Necesitamos políticas públicas que entiendan esto. Democratizar el acceso no es suficiente si no se democratiza también el diseño, la propiedad, la infraestructura crítica (servidores, cables, centros de datos), el código. No alcanza con usar tecnología. Hay que disputarla. Hay que construir una ciudadanía digital crítica, que no sea solo usuaria, sino también creadora. Los derechos humanos, la igualdad, la libertad, la fraternidad, se van diluyendo entre unos y ceros, van perdiendo el contorno con el que supimos modelar nuestra subjetividad en los tiempos modernos. El futuro llegó hace rato y no hemos discutido siquiera qué rol queremos jugar en él en tanto personas, sujetos de derechos.

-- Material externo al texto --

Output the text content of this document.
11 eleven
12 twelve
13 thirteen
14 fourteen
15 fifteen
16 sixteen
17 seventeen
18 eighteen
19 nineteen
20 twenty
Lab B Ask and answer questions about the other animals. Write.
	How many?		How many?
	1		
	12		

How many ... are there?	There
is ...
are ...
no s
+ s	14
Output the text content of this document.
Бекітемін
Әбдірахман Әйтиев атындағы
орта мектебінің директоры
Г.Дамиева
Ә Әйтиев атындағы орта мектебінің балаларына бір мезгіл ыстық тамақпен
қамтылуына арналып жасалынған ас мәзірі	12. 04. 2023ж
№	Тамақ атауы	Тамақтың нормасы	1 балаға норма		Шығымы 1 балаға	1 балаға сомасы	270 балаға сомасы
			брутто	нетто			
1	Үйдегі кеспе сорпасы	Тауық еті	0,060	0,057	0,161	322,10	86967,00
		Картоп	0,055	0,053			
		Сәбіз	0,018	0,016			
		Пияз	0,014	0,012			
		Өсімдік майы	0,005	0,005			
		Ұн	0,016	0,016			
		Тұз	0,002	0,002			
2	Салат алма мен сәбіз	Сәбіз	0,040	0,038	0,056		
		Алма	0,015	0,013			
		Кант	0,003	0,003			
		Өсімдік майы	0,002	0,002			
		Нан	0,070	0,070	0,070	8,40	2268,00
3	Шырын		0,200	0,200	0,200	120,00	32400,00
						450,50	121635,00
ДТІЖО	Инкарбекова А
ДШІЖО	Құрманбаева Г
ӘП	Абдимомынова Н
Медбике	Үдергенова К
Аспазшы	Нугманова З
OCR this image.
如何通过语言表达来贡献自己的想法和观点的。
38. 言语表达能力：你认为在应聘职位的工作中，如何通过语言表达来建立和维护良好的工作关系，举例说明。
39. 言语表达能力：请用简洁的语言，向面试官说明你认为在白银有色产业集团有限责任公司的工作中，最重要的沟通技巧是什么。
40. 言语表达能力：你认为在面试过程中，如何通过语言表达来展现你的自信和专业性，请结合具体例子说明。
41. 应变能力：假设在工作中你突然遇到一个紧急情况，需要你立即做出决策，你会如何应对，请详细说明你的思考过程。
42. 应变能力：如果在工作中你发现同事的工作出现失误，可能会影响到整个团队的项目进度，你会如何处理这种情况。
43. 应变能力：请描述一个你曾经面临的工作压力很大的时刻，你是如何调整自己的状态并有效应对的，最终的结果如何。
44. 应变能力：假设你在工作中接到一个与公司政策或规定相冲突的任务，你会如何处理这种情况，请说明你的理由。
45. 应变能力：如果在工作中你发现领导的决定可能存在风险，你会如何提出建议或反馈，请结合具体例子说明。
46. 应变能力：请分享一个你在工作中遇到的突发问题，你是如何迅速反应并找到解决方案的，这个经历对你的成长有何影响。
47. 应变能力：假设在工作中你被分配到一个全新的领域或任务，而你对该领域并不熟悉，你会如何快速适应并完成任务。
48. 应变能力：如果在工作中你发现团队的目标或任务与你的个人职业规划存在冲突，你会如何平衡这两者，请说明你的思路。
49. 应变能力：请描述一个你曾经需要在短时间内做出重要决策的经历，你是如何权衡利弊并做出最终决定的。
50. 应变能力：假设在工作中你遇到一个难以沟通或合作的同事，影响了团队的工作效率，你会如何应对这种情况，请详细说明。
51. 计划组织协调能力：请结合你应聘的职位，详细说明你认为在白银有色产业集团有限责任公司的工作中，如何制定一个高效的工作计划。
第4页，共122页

Contra el cinismo: una ética del cuidado
El discurso cínico —ese que dice que está todo perdido, que la tecnología es invencible, que nada puede hacerse— es el mayor aliado del statu quo. Sin embargo, hay otra opción. Se trata de recuperar la política como acto de cuidado. Humanizar lo digital es, sobre todo, cuidar. Cuidar el lenguaje, cuidar el tiempo, cuidarnos a nosotros del otro lado de la pantalla.

No se trata de volver a un pasado analógico. Se trata de disputar el futuro. De hacer de cada herramienta un puente, no un muro. De recuperar el sentido de comunidad en un mundo que nos empuja al individualismo extremo.

La política debe volver a hablar de la vida cotidiana: del tiempo que siempre falta, de los cuerpos agotados, del silencio que necesitamos, de las frustraciones que arrastramos, del trabajo y los múltiples estímulos que no nos alienan, del mundo posible al que podemos llegar si somos capaces de pensar cómo la digitalidad y la tecnología pueden ser vedaderas aliadas, motor de nuestra emancipación. No hay humanidad sin pausa, sin encuentro, sin ternura. Eso también es un programa político.

Epílogo en presente
Reescribo estas líneas con la misma convicción que hace cuatro años: necesitamos una nueva narrativa sobre lo digital. Una que no se rinda ante la lógica de mercado, que no se conforme con gestionar daños, que se atreva a soñar otra matriz de desarrollo, otra economía de los vínculos, otra arquitectura del deseo.

No alcanza con conectividad. Hace falta comunidad. No basta con dispositivos. Hace falta una política del sentido. El gran desafío de nuestro tiempo no es técnico: es ético y político. ¿Qué mundo queremos habitar? ¿Qué relaciones queremos construir? ¿Qué huellas queremos dejar en este territorio digital donde también se juega la dignidad?

Que la tecnología no nos despoje de lo más humano. Que los muros se vuelvan puentes. Que el futuro, en definitiva, sea también un lugar donde vivir con otros.